Evelyn Y. Davis wants to go to Petworth, she just doesn’t want to go now.

Just across the street from the U.S. Soldiers’ and Airmen’s Home National Cemetery sits Rock Creek Cemetery, an equally beautiful resting place for civilians. It’s on the grounds of the oldest church in DC, St. Paul’s Episcopal Church, and bodies have been buried here since 1719.

Teddy Roosevelt’s daughter, Alice Longworth, Constitution signer Abraham Baldwin and “Meet the Press” icon Tim Russert are among the assembled dead.

And, again, it’s a beautiful place to visit.

Seeing the burial plot for Davis is alone worth the trip.

She’s a DC resident who has gained international fame after decades of playing the gadfly role at stockholders meetings.

One more thing about Davis: She’s very much alive.

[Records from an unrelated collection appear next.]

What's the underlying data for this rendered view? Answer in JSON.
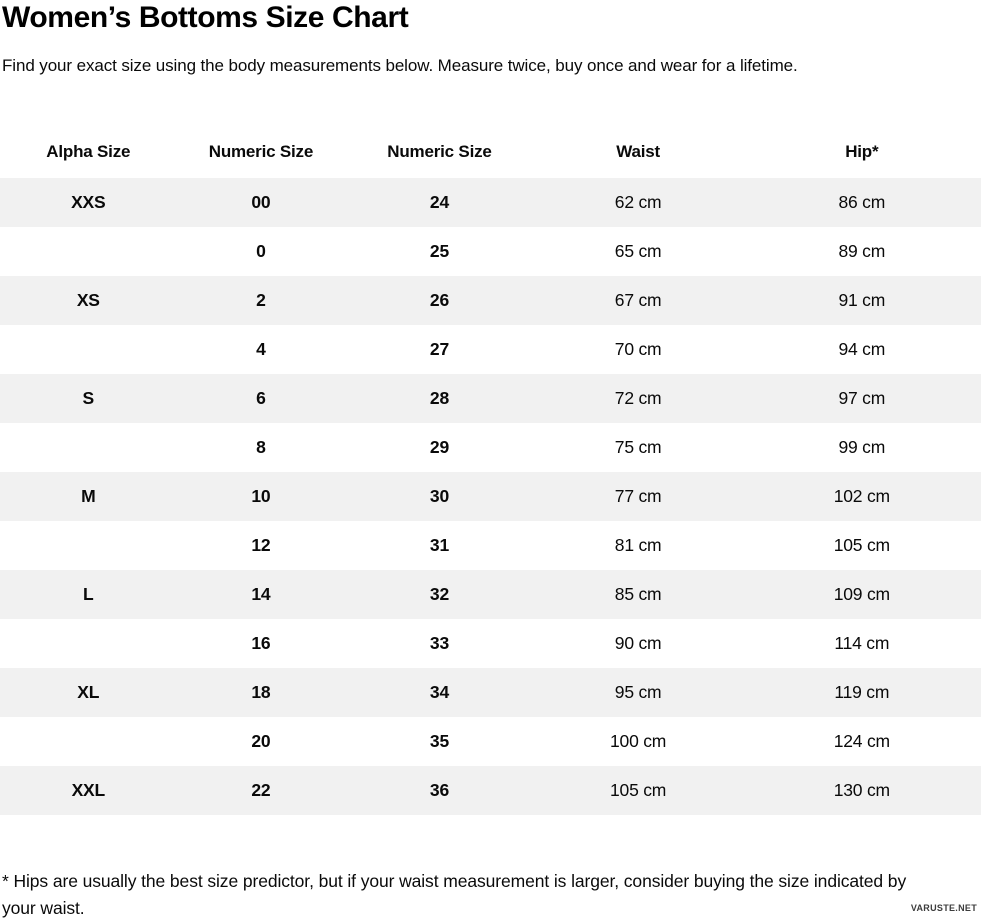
{
  "page": {
    "title": "Women’s Bottoms Size Chart",
    "subtitle": "Find your exact size using the body measurements below. Measure twice, buy once and wear for a lifetime.",
    "footnote": "* Hips are usually the best size predictor, but if your waist measurement is larger, consider buying the size indicated by your waist.",
    "watermark": "VARUSTE.NET"
  },
  "colors": {
    "background": "#ffffff",
    "stripe": "#f1f1f1",
    "text": "#0a0a0a"
  },
  "table": {
    "headers": [
      "Alpha Size",
      "Numeric Size",
      "Numeric Size",
      "Waist",
      "Hip*"
    ],
    "rows": [
      {
        "alpha": "XXS",
        "numeric_us": "00",
        "numeric_inch": "24",
        "waist": "62 cm",
        "hip": "86 cm"
      },
      {
        "alpha": "",
        "numeric_us": "0",
        "numeric_inch": "25",
        "waist": "65 cm",
        "hip": "89 cm"
      },
      {
        "alpha": "XS",
        "numeric_us": "2",
        "numeric_inch": "26",
        "waist": "67 cm",
        "hip": "91 cm"
      },
      {
        "alpha": "",
        "numeric_us": "4",
        "numeric_inch": "27",
        "waist": "70 cm",
        "hip": "94 cm"
      },
      {
        "alpha": "S",
        "numeric_us": "6",
        "numeric_inch": "28",
        "waist": "72 cm",
        "hip": "97 cm"
      },
      {
        "alpha": "",
        "numeric_us": "8",
        "numeric_inch": "29",
        "waist": "75 cm",
        "hip": "99 cm"
      },
      {
        "alpha": "M",
        "numeric_us": "10",
        "numeric_inch": "30",
        "waist": "77 cm",
        "hip": "102 cm"
      },
      {
        "alpha": "",
        "numeric_us": "12",
        "numeric_inch": "31",
        "waist": "81 cm",
        "hip": "105 cm"
      },
      {
        "alpha": "L",
        "numeric_us": "14",
        "numeric_inch": "32",
        "waist": "85 cm",
        "hip": "109 cm"
      },
      {
        "alpha": "",
        "numeric_us": "16",
        "numeric_inch": "33",
        "waist": "90 cm",
        "hip": "114 cm"
      },
      {
        "alpha": "XL",
        "numeric_us": "18",
        "numeric_inch": "34",
        "waist": "95 cm",
        "hip": "119 cm"
      },
      {
        "alpha": "",
        "numeric_us": "20",
        "numeric_inch": "35",
        "waist": "100 cm",
        "hip": "124 cm"
      },
      {
        "alpha": "XXL",
        "numeric_us": "22",
        "numeric_inch": "36",
        "waist": "105 cm",
        "hip": "130 cm"
      }
    ]
  }
}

But she set up a fabulous monument to herself years ago, and pretty much engraved her life story on the many stones that make up the place. Why let others write your epitaph?

She’s had to change the etched-in-stone bio over time, to take into account job changes and add in a divorce or two.

I once called up Davis to ask about the fabulous plot, but she didn’t want to talk about it for a couple reasons. She said it was “her busy stockholder meeting season. And besides, she added, “Everybody already knows about that.”

That second statement ain’t true at all, but in all my years of asking questions, that’s the best non-answer I’ve ever gotten.